Moreover, a number of 1,310 genes showed suggestive associations with OCC susceptibility from MAGMA analysis (P < 0.05, Supplemental Table S1). Among these suggestive genes, 191 genes have been documented to be implicated in other cancers in the GWAS Catalog database (Supplemental Table S1), and 11 genes of HLA-DQB1, ZNF512, CCDC121, C2orf16, GPN1, GALNT14, AIF1, CTLA4, MICB, FAM175A, and ADH7 have been reported to be associated with OCC in previous studies (Supplemental Table S1). To examine their biological functions, we performed a pathway-based enrichment analysis of these suggestive genes, and found that six biological pathways were significantly associated with OCC (FDR < 0.05, Figure 4A-B, Supplemental Table S2). For example, staphylococcus aureus infection (P = 8.04×10-6), antigen processing and presentation (P = 9.18×10-5), graft-versus-host disease (P = 2.01×10-4), and cell adhesion molecules (P = 8.40×10-4). By performing a GO enrichment analysis, we found that there were 4 cellular component (CC) terms and 11 molecular function (MF) terms significantly enriched, including MHC protein complex, synaptic membrane, endonuclease complex, and GABA receptor activity (Figure 4C-D, and Supplemental Tables S3-S4). Overall, these results suggest that these observed genes may be a good resource for pinpointing causal risk genes for OCC.

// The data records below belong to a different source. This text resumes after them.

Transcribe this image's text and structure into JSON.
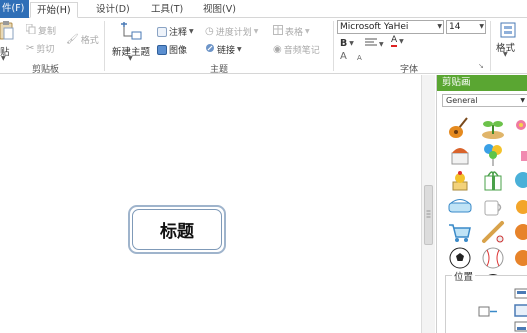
{
  "tabs": {
    "file": "件(F)",
    "home": "开始(H)",
    "design": "设计(D)",
    "tools": "工具(T)",
    "view": "视图(V)"
  },
  "clipboard": {
    "paste": "贴",
    "copy": "复制",
    "cut": "剪切",
    "format": "格式",
    "group": "剪贴板"
  },
  "topic_group": {
    "new_topic": "新建主题",
    "note": "注释",
    "progress": "进度计划",
    "table": "表格",
    "image": "图像",
    "link": "链接",
    "audio": "音频笔记",
    "group": "主题"
  },
  "font_group": {
    "font_name": "Microsoft YaHei",
    "font_size": "14",
    "bold": "B",
    "grow": "A",
    "shrink": "A",
    "format": "格式",
    "group": "字体"
  },
  "canvas": {
    "topic_text": "标题"
  },
  "clipart_panel": {
    "title": "剪贴画",
    "category": "General",
    "position_label": "位置"
  },
  "colors": {
    "file_tab": "#2f6fb7",
    "panel_header": "#5aa632",
    "topic_border": "#9fb4cc"
  }
}
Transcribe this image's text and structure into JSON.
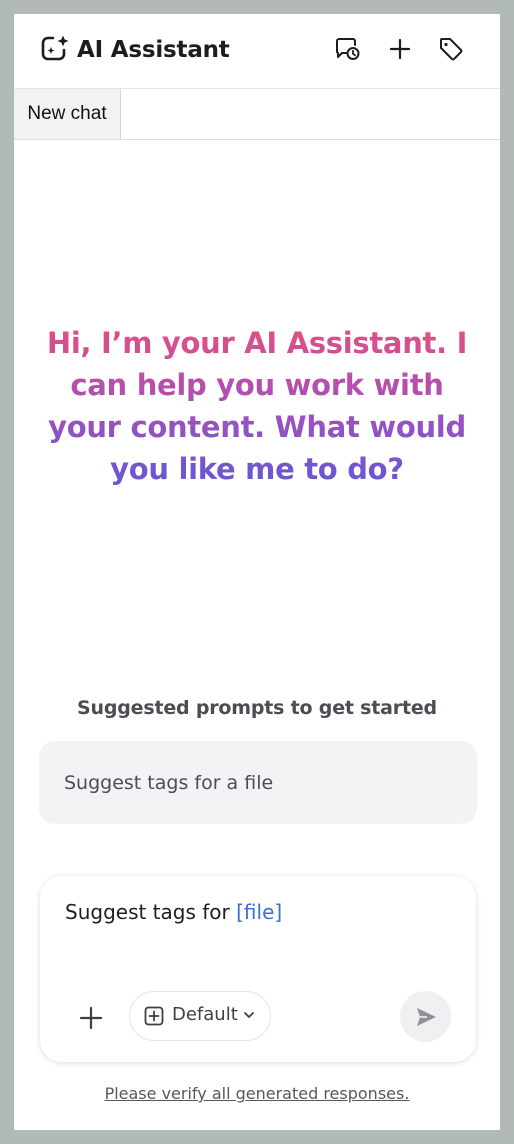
{
  "header": {
    "title": "AI Assistant",
    "icons": {
      "logo": "sparkle-chat-icon",
      "history": "chat-history-icon",
      "new_chat": "plus-icon",
      "tag": "tag-icon"
    }
  },
  "tabs": [
    {
      "label": "New chat",
      "active": true
    }
  ],
  "greeting": {
    "text": "Hi, I’m your AI Assistant. I can help you work with your content. What would you like me to do?",
    "gradient": [
      "#e84f7c",
      "#b24fb0",
      "#8a53c8",
      "#5f58d6"
    ]
  },
  "suggestions": {
    "heading": "Suggested prompts to get started",
    "items": [
      {
        "label": "Suggest tags for a file"
      }
    ]
  },
  "composer": {
    "text_prefix": "Suggest tags for ",
    "variable": "[file]",
    "add_icon": "plus-icon",
    "mode": {
      "icon": "plus-square-icon",
      "label": "Default",
      "chevron": "chevron-down-icon"
    },
    "send_icon": "send-icon"
  },
  "footer": {
    "disclaimer": "Please verify all generated responses."
  },
  "colors": {
    "background": "#b2bab9",
    "panel": "#ffffff",
    "variable": "#3b6fd6",
    "card": "#f2f3f5"
  }
}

3.3. Integrative genomics analysis identifies OCC-risk genes
By integrating GWAS summary statistics with eQTL data across 49 GTEx tissues using the S-MultiXcan method, we identified that 1,366 genes whose aberrant gene expressions were significantly or suggestively associated with OCC (P < 0.05, Supplemental Table S5). Such as ATRN (P = 5.9×10-6), VWA7 (P = 1.64×10-5), FGD4 (P = 3.75×10-5), TERT (P = 6.61×10-5), HLA-DRB1 (P = 8.51×10-5), CDH3 (P = 8.84×10-5), and BTNL2 (P = 8.89×10-5). Among them, 33 genes have been published to be significantly associated with OCC, such as HLA-DQA1, CLPTM1L, ZNF512, HLA-DQB1, GALNT14, CCDC121, CTLA4, GPN1, C2orf16, TENM3, LAMC3, ADH7, MICB, CCDC192, AIF1, RERGL, OR52N2, METAP1, WDFY3, ALDH2, MUC21, IL1A, KCNC4, STK31, BTBD11, and ADCY2 [6, 15, 16, 42]. By comparing these identified genes between S-MultiXcan and MAGMA, we observed that 472 genes have shared significant evidence between two methods (Figure 5A and Supplemental Table S5). Based on 100,000 times of in silico permutation analysis, we found that there existed a prominent concordance of results from between S-MultiXcan and MAGMA analysis (Empirical P < 1.0×10-5, Figure 5B), suggesting that these findings were relatively reliable and could be used for subsequent analyses.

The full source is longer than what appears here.